The next step is to include a 360 evaluation of colleagues to detect hidden knowledge and future leaders in the organization. I would also like to include all primary data (capabilities, project relationships, analysis...) in Tableau for integration with financial and analytical data.

What short-term benefits are you observing since its implementation?

The benefits are seen from four different perspectives related to Sngular's organization:

- Commercial: We acquire an immediate and long-term vision of the company's capabilities from a skills standpoint. We can objectively answer questions like, "Can we confidently handle a CQRS and Kafka microservices project in three months?"

- Communication and Marketing: The system allows us to set priorities. We know where to focus our efforts to be more efficient in both customer acquisition and talent hunting.

- Delivery: The objectives here are fourfold. Eliminate knowledge silos, improve job allocation, audit teams' suitability for client needs, and detect potential problems early.

- People: Ubik allows us to formally define roles in the organization. Identify the set of knowledge, experience, and skills needed to advance in our professional careers. Answer the question, "What do I need to reinforce to keep growing, and who can I learn it from?"

In summary: UBIK is a reflection of the organization. We extract distributed knowledge and make it available to everyone.

How does this project fit within the Teams of Teams strategy we are developing at SNGULAR?

An initiative like UBIK is necessary in any organization whose product is based on software development knowledge, whether the strategy is based on a sector-specific organization or focuses on functional domains. It will serve as a ubiquitous language for communication between teams, but also with the rest of the organization's stakeholders. In my opinion, UBIK is compatible with a Team of Teams strategy and also with more common customer-driven structures.

What is the UBIK project and how is it related to the Skills Tree?

UBIK is the set of tools that encompass Sngular's People Analytics and Workforce Planning Optimization framework. The Skill Tree is the ontology of knowledge required for software development. UBIK contains all the initiatives related to the Skill Tree.

How could other companies implement a similar process?

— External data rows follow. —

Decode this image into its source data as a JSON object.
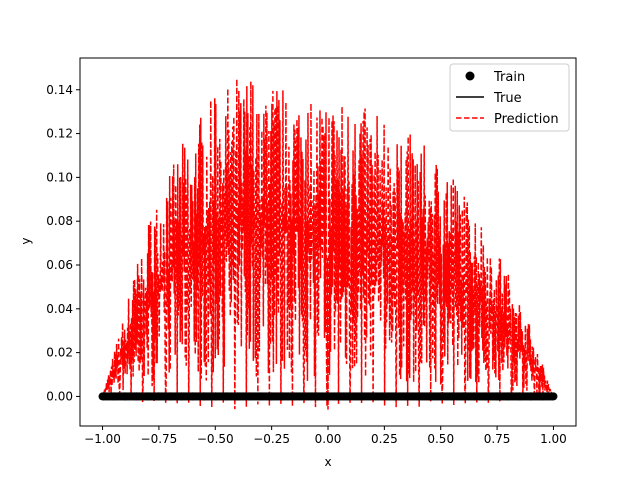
{
  "chart_data": {
    "type": "line",
    "title": "",
    "xlabel": "x",
    "ylabel": "y",
    "xlim": [
      -1.1,
      1.1
    ],
    "ylim": [
      -0.0135,
      0.1545
    ],
    "xticks": [
      -1.0,
      -0.75,
      -0.5,
      -0.25,
      0.0,
      0.25,
      0.5,
      0.75,
      1.0
    ],
    "xtick_labels": [
      "−1.00",
      "−0.75",
      "−0.50",
      "−0.25",
      "0.00",
      "0.25",
      "0.50",
      "0.75",
      "1.00"
    ],
    "yticks": [
      0.0,
      0.02,
      0.04,
      0.06,
      0.08,
      0.1,
      0.12,
      0.14
    ],
    "ytick_labels": [
      "0.00",
      "0.02",
      "0.04",
      "0.06",
      "0.08",
      "0.10",
      "0.12",
      "0.14"
    ],
    "grid": false,
    "legend_position": "top-right",
    "series": [
      {
        "name": "Train",
        "kind": "scatter",
        "color": "#000000",
        "x": [
          -1.0,
          -0.95,
          -0.9,
          -0.85,
          -0.8,
          -0.75,
          -0.7,
          -0.65,
          -0.6,
          -0.55,
          -0.5,
          -0.45,
          -0.4,
          -0.35,
          -0.3,
          -0.25,
          -0.2,
          -0.15,
          -0.1,
          -0.05,
          0.0,
          0.05,
          0.1,
          0.15,
          0.2,
          0.25,
          0.3,
          0.35,
          0.4,
          0.45,
          0.5,
          0.55,
          0.6,
          0.65,
          0.7,
          0.75,
          0.8,
          0.85,
          0.9,
          0.95,
          1.0
        ],
        "y": [
          0,
          0,
          0,
          0,
          0,
          0,
          0,
          0,
          0,
          0,
          0,
          0,
          0,
          0,
          0,
          0,
          0,
          0,
          0,
          0,
          0,
          0,
          0,
          0,
          0,
          0,
          0,
          0,
          0,
          0,
          0,
          0,
          0,
          0,
          0,
          0,
          0,
          0,
          0,
          0,
          0
        ]
      },
      {
        "name": "True",
        "kind": "line",
        "color": "#000000",
        "x": [
          -1.0,
          1.0
        ],
        "y": [
          0.0,
          0.0
        ]
      },
      {
        "name": "Prediction",
        "kind": "dashed-line",
        "color": "#ff0000",
        "envelope_x": [
          -1.0,
          -0.9,
          -0.8,
          -0.7,
          -0.6,
          -0.5,
          -0.4,
          -0.35,
          -0.3,
          -0.2,
          -0.1,
          0.0,
          0.1,
          0.2,
          0.3,
          0.4,
          0.5,
          0.6,
          0.7,
          0.8,
          0.9,
          1.0
        ],
        "envelope_y": [
          0.0,
          0.04,
          0.08,
          0.105,
          0.125,
          0.138,
          0.147,
          0.151,
          0.149,
          0.143,
          0.14,
          0.138,
          0.135,
          0.13,
          0.125,
          0.118,
          0.108,
          0.095,
          0.078,
          0.057,
          0.032,
          0.0
        ]
      }
    ]
  }
}
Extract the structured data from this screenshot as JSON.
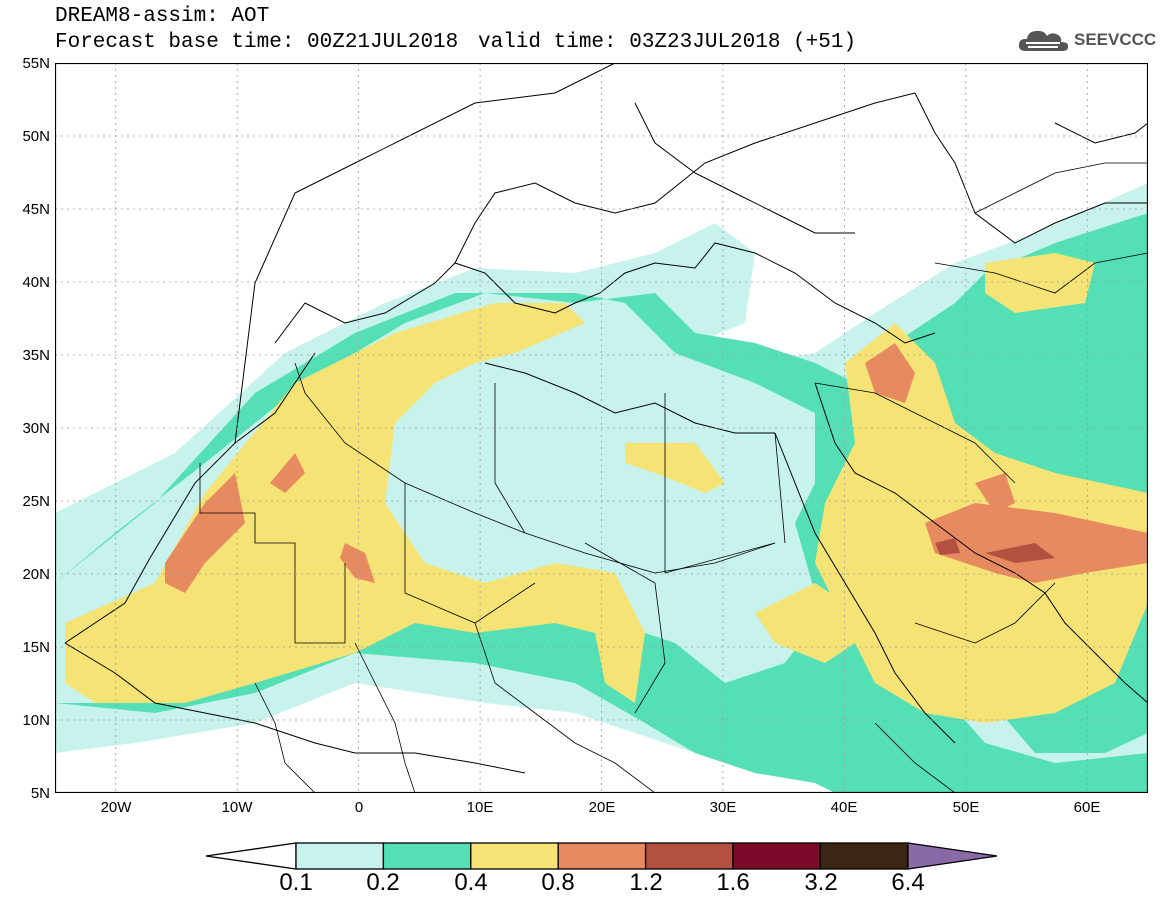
{
  "header": {
    "line1": "DREAM8-assim: AOT",
    "line2": "Forecast base time: 00Z21JUL2018",
    "valid": "valid time: 03Z23JUL2018 (+51)"
  },
  "logo": {
    "text": "SEEVCCC",
    "icon": "cloud-icon"
  },
  "map": {
    "lat_labels": [
      "55N",
      "50N",
      "45N",
      "40N",
      "35N",
      "30N",
      "25N",
      "20N",
      "15N",
      "10N",
      "5N"
    ],
    "lon_labels": [
      "20W",
      "10W",
      "0",
      "10E",
      "20E",
      "30E",
      "40E",
      "50E",
      "60E"
    ],
    "extent": {
      "lon_min": -25,
      "lon_max": 65,
      "lat_min": 5,
      "lat_max": 55
    },
    "field": "Aerosol optical thickness (dust)"
  },
  "colorbar": {
    "levels": [
      "0.1",
      "0.2",
      "0.4",
      "0.8",
      "1.2",
      "1.6",
      "3.2",
      "6.4"
    ],
    "colors": [
      "#c8f3ec",
      "#55dfb5",
      "#f5e376",
      "#e88a5f",
      "#b45040",
      "#7c0a2a",
      "#3b2616",
      "#8a6aa6"
    ],
    "below_color": "#ffffff"
  }
}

The first step is understanding the organization and its environment. Objectives, strategy, stakeholders... From there, you can begin to analyze the current workforce. What they can do, what they're interested in, where they differentiate. With that knowledge, you can make proposals that align both sides. It's essential to have tools that allow you to measure if you're approaching the goal. If we promote certain skills, invest in training in technology, soft skills, or domain knowledge, we need to know if that investment has a specific return. In consulting firms, the rest is straightforward. Provide data on opportunities, proposals, assignments, and capacities to cross-reference them. Train people in the necessary skills, assign them to vacancies where they can add the most value, and match workers' needs with those of clients.

What benefits do you think would be obtained from it?

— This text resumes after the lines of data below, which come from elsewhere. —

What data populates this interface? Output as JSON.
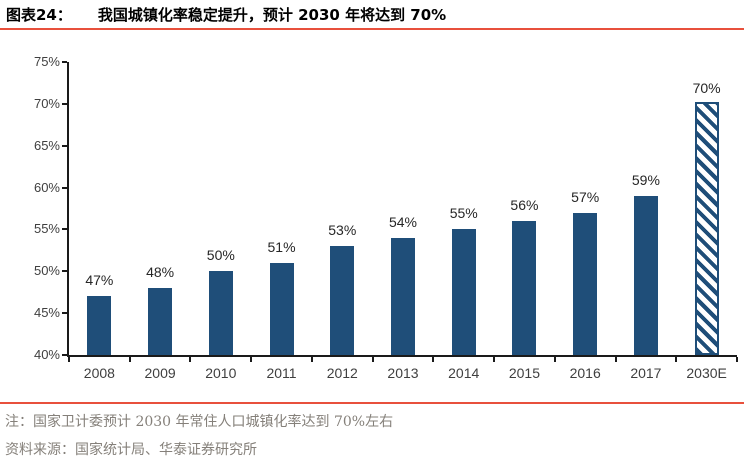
{
  "header": {
    "tag": "图表24：",
    "title": "我国城镇化率稳定提升，预计 2030 年将达到 70%"
  },
  "colors": {
    "accent_red": "#e8503c",
    "bar_navy": "#1f4e79",
    "axis_dark": "#1a1a1a",
    "note_gray": "#85807a"
  },
  "chart_data": {
    "type": "bar",
    "categories": [
      "2008",
      "2009",
      "2010",
      "2011",
      "2012",
      "2013",
      "2014",
      "2015",
      "2016",
      "2017",
      "2030E"
    ],
    "values": [
      47,
      48,
      50,
      51,
      53,
      54,
      55,
      56,
      57,
      59,
      70
    ],
    "data_labels": [
      "47%",
      "48%",
      "50%",
      "51%",
      "53%",
      "54%",
      "55%",
      "56%",
      "57%",
      "59%",
      "70%"
    ],
    "hatched_category": "2030E",
    "title": "",
    "xlabel": "",
    "ylabel": "",
    "ylim": [
      40,
      75
    ],
    "ytick_step": 5,
    "ytick_labels": [
      "40%",
      "45%",
      "50%",
      "55%",
      "60%",
      "65%",
      "70%",
      "75%"
    ],
    "grid": false,
    "legend": null
  },
  "footnotes": {
    "note": "注：国家卫计委预计 2030 年常住人口城镇化率达到 70%左右",
    "source": "资料来源：国家统计局、华泰证券研究所"
  }
}
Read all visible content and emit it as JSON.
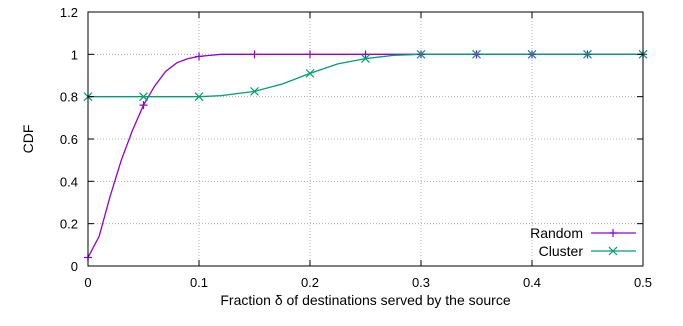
{
  "chart_data": {
    "type": "line",
    "title": "",
    "xlabel": "Fraction δ of destinations served by the source",
    "ylabel": "CDF",
    "xlim": [
      0,
      0.5
    ],
    "ylim": [
      0,
      1.2
    ],
    "xticks": [
      "0",
      "0.1",
      "0.2",
      "0.3",
      "0.4",
      "0.5"
    ],
    "yticks": [
      "0",
      "0.2",
      "0.4",
      "0.6",
      "0.8",
      "1",
      "1.2"
    ],
    "grid": true,
    "legend": "bottom-right",
    "series": [
      {
        "name": "Random",
        "color": "#9400d3",
        "marker": "plus",
        "x": [
          0,
          0.01,
          0.02,
          0.03,
          0.04,
          0.05,
          0.06,
          0.07,
          0.08,
          0.09,
          0.1,
          0.11,
          0.12,
          0.13,
          0.14,
          0.15,
          0.2,
          0.25,
          0.3,
          0.35,
          0.4,
          0.45,
          0.5
        ],
        "y": [
          0.04,
          0.14,
          0.33,
          0.5,
          0.64,
          0.76,
          0.85,
          0.92,
          0.96,
          0.98,
          0.99,
          0.995,
          1.0,
          1.0,
          1.0,
          1.0,
          1.0,
          1.0,
          1.0,
          1.0,
          1.0,
          1.0,
          1.0
        ],
        "marker_x": [
          0,
          0.05,
          0.1,
          0.15,
          0.2,
          0.25,
          0.3,
          0.35,
          0.4,
          0.45,
          0.5
        ],
        "marker_y": [
          0.04,
          0.76,
          0.99,
          1.0,
          1.0,
          1.0,
          1.0,
          1.0,
          1.0,
          1.0,
          1.0
        ]
      },
      {
        "name": "Cluster",
        "color": "#009e73",
        "marker": "cross",
        "x": [
          0,
          0.05,
          0.1,
          0.12,
          0.15,
          0.175,
          0.2,
          0.225,
          0.25,
          0.275,
          0.3,
          0.35,
          0.4,
          0.45,
          0.5
        ],
        "y": [
          0.8,
          0.8,
          0.8,
          0.805,
          0.825,
          0.86,
          0.91,
          0.955,
          0.98,
          0.995,
          1.0,
          1.0,
          1.0,
          1.0,
          1.0
        ],
        "marker_x": [
          0,
          0.05,
          0.1,
          0.15,
          0.2,
          0.25,
          0.3,
          0.35,
          0.4,
          0.45,
          0.5
        ],
        "marker_y": [
          0.8,
          0.8,
          0.8,
          0.825,
          0.91,
          0.98,
          1.0,
          1.0,
          1.0,
          1.0,
          1.0
        ]
      }
    ]
  }
}
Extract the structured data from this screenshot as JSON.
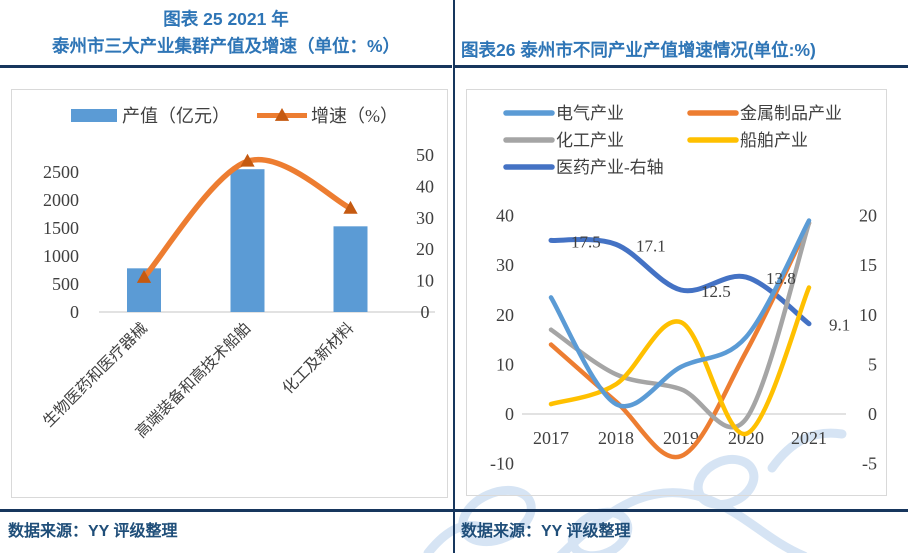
{
  "colors": {
    "title_blue": "#2E75B6",
    "rule_navy": "#17365D",
    "source_navy": "#1F4E79",
    "axis_text": "#404040",
    "plot_border": "#D9D9D9",
    "watermark_blue": "#AECBEA"
  },
  "left_panel": {
    "title_line1": "图表 25 2021 年",
    "title_line2": "泰州市三大产业集群产值及增速（单位：%）",
    "source": "数据来源：YY 评级整理"
  },
  "right_panel": {
    "title": "图表26 泰州市不同产业产值增速情况(单位:%)",
    "source": "数据来源：YY 评级整理"
  },
  "chart_data": [
    {
      "type": "bar",
      "subtype": "bar+line-combo",
      "title": "图表 25 2021 年 泰州市三大产业集群产值及增速（单位：%）",
      "categories": [
        "生物医药和医疗器械",
        "高端装备和高技术船舶",
        "化工及新材料"
      ],
      "series": [
        {
          "name": "产值（亿元）",
          "type": "bar",
          "axis": "left",
          "color": "#5B9BD5",
          "values": [
            780,
            2550,
            1530
          ]
        },
        {
          "name": "增速（%）",
          "type": "line",
          "axis": "right",
          "color": "#ED7D31",
          "marker": "triangle",
          "marker_color": "#C55A11",
          "values": [
            11,
            48,
            33
          ]
        }
      ],
      "left_axis": {
        "label": "产值（亿元）",
        "min": 0,
        "max": 2500,
        "ticks": [
          0,
          500,
          1000,
          1500,
          2000,
          2500
        ]
      },
      "right_axis": {
        "label": "增速（%）",
        "min": 0,
        "max": 50,
        "ticks": [
          0,
          10,
          20,
          30,
          40,
          50
        ]
      },
      "legend_position": "top",
      "grid": false
    },
    {
      "type": "line",
      "subtype": "smooth-lines",
      "title": "图表26 泰州市不同产业产值增速情况(单位:%)",
      "x": [
        "2017",
        "2018",
        "2019",
        "2020",
        "2021"
      ],
      "series": [
        {
          "name": "电气产业",
          "axis": "left",
          "color": "#5B9BD5",
          "values": [
            23.5,
            2,
            9.5,
            15.5,
            39
          ]
        },
        {
          "name": "金属制品产业",
          "axis": "left",
          "color": "#ED7D31",
          "values": [
            14,
            2.5,
            -8.5,
            12.5,
            38.5
          ]
        },
        {
          "name": "化工产业",
          "axis": "left",
          "color": "#A5A5A5",
          "values": [
            17,
            8,
            5,
            -1,
            38.5
          ]
        },
        {
          "name": "船舶产业",
          "axis": "left",
          "color": "#FFC000",
          "values": [
            2,
            6,
            18.5,
            -4,
            25.5
          ]
        },
        {
          "name": "医药产业-右轴",
          "axis": "right",
          "color": "#4472C4",
          "values": [
            17.5,
            17.1,
            12.5,
            13.8,
            9.1
          ],
          "labels": [
            "17.5",
            "17.1",
            "12.5",
            "13.8",
            "9.1"
          ]
        }
      ],
      "left_axis": {
        "min": -10,
        "max": 40,
        "ticks": [
          -10,
          0,
          10,
          20,
          30,
          40
        ]
      },
      "right_axis": {
        "min": -5,
        "max": 20,
        "ticks": [
          -5,
          0,
          5,
          10,
          15,
          20
        ]
      },
      "legend_position": "top",
      "grid": false
    }
  ]
}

The most obvious are the economic benefits. An initiative like this makes it possible to better match people to the needs of projects, thus leveraging more capabilities. It's also essential to systematize career paths within the company. Knowing what someone needs to strengthen to move up the ladder helps retain employees and improves talent acquisition. However, it's crucial to remember that this is a tool, and as such, its benefits depend on the decisions made based on it. The more mature we are as a company, the better we can expect to leverage it.

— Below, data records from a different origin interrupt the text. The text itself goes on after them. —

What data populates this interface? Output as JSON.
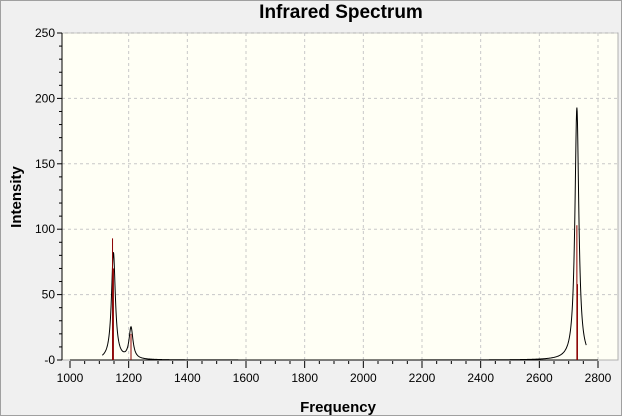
{
  "chart_data": {
    "type": "line",
    "title": "Infrared Spectrum",
    "xlabel": "Frequency",
    "ylabel": "Intensity",
    "xlim": [
      1000,
      2800
    ],
    "ylim": [
      0,
      250
    ],
    "x_ticks": [
      1000,
      1200,
      1400,
      1600,
      1800,
      2000,
      2200,
      2400,
      2600,
      2800
    ],
    "y_ticks": [
      0,
      50,
      100,
      150,
      200,
      250
    ],
    "grid": true,
    "series": [
      {
        "kind": "spectrum",
        "color": "#000000",
        "peaks": [
          {
            "x": 1148,
            "y": 82,
            "width": 8
          },
          {
            "x": 1208,
            "y": 24,
            "width": 8
          },
          {
            "x": 2728,
            "y": 193,
            "width": 8
          }
        ]
      },
      {
        "kind": "stick-lines",
        "color": "#8b0000",
        "x": [
          1145,
          1148,
          1208,
          2728,
          2730
        ],
        "y": [
          93,
          70,
          20,
          103,
          58
        ]
      }
    ]
  },
  "colors": {
    "plot_background": "#fffff5",
    "grid": "#c8c8c8",
    "spectrum": "#000000",
    "sticks": "#8b0000"
  }
}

David Pardo, Director of the UBIK initiative at SNGULAR.

David Pardo

Director of the UBIK initiative at SNGULAR.

David Pardo leads the UBIK initiative at SNGULAR, which encompasses the People Analytics and Workforce Planning Optimization framework, enabling the company to access distributed knowledge and make it available to everyone. Previously, he was the Founder and CEO of Corunet, acquired by SNGULAR in 2022. David completed his studies at the Technical School of Civil Engineers at the University of La Coruña.